Keywords

1 Introduction

The use of cloud computing is becoming more common, bringing along the advantages of flexibility and abundance of available resources, but also a higher degree of complexity along with privacy and security concerns. The concepts of multicloud and hybrid cloud are not new and several companies explore and capitalize these concepts. Most of the available solutions are commercial. Different vendors including Dell, IBM and HP provide hybrids cloud solutions [1, 2]. The MODAClouds project [3] utilizes several tools to provide an environment for utilizing multiple cloud providers. Several large companies are offering hybrid cloud solutions, often in conjunction with their existing product portfolio.

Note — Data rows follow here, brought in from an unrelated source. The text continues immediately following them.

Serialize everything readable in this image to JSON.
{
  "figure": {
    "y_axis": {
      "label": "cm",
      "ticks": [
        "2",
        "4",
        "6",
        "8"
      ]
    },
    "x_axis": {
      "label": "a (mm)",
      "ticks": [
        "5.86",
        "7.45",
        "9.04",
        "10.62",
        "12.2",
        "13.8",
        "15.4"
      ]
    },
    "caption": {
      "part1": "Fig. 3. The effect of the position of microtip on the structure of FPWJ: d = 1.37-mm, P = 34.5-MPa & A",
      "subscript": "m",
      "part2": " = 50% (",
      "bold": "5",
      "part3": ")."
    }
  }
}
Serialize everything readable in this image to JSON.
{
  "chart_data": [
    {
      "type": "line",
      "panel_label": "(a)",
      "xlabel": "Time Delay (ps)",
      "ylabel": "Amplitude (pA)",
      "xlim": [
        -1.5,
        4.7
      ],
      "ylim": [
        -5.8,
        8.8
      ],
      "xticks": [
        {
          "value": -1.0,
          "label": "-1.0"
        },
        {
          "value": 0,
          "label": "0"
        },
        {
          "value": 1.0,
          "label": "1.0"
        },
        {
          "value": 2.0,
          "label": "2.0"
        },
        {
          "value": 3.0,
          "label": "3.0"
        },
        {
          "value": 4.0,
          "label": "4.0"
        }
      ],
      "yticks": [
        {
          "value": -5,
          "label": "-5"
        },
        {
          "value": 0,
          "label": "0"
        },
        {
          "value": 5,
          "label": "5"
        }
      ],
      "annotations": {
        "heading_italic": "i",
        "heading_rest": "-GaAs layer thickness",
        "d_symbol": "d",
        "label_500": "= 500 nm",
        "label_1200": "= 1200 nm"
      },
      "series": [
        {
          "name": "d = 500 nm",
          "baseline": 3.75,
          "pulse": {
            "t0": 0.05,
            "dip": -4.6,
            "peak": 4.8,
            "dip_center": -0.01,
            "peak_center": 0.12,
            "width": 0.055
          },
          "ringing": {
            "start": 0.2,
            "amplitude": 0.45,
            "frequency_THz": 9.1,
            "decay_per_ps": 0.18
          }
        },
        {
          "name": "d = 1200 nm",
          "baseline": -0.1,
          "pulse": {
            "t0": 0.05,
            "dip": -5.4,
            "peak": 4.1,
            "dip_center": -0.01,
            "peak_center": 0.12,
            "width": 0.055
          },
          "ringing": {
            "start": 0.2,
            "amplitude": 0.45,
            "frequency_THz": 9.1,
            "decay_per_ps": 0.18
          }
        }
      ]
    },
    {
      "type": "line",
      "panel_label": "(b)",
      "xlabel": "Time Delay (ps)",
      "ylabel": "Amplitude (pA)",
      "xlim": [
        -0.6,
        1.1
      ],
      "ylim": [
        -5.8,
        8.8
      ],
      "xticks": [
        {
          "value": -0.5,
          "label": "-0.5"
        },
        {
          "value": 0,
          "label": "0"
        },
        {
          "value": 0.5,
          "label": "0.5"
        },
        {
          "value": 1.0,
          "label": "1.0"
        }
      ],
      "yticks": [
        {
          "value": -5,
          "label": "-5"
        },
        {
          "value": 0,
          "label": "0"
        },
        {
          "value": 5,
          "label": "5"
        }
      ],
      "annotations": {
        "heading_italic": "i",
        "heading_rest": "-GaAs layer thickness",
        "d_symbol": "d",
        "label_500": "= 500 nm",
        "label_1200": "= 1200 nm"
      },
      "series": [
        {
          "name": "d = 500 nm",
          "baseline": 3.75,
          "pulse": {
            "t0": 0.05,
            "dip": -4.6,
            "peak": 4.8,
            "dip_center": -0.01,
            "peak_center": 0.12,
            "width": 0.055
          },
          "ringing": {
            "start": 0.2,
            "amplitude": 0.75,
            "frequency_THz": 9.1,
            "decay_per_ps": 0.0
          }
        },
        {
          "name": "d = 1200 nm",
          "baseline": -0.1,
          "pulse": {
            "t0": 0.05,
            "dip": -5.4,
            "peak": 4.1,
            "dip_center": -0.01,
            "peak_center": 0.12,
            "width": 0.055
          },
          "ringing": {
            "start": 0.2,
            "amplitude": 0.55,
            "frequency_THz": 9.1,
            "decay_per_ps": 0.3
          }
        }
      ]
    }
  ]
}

VMWare is offering a hybrid cloud solution called vRealize suite which provides one interface to manage the entire hybrid cloud platform [4, 5]. Other companies like Cisco [6], IBM [7] and RackSpace [8] are also offering hybrid cloud solutions. Another attempt addresses the challenges of managing heterogeneous virtual environments to create a hybrid cloud platform [9]. PaaSage is an interesting initiative for building a hybrid cloud solution using a defined deployment model, Cloud Application Modeling and Execution Language (CAMEL) [10]. However, there has been no practical demonstration of using open-source and freely available clustering technology to attempt to address the multitude of challenges when creating a hybrid cloud platform that is available and supports data segmentation. This paper outlines an attempt to prototype such a solution in addition to facilitate cloud bursting using spot price instances. Borja et al. introduced OpenNebula in [11], which is one of the most popular open source Virtual Infrastructure Manager (VIM). OpenNebula permits to abstract resources of an existing local Grid and a cloud infrastructure. At the heart of OpenNebula we find Haizea [12] which is a VM-based Lease Manager that enhances the resource scheduling manager with advanced reservation of resources and queueing of best effort requests. Nevertheless, OpenNebula suffers from the single point failure problem [13]. In this paper, we present a lightweight solution, that is tolerant to different failure scenarios. Similarly, it is also possible to create a Hybrid Cloud With AWS and Eucalyptus.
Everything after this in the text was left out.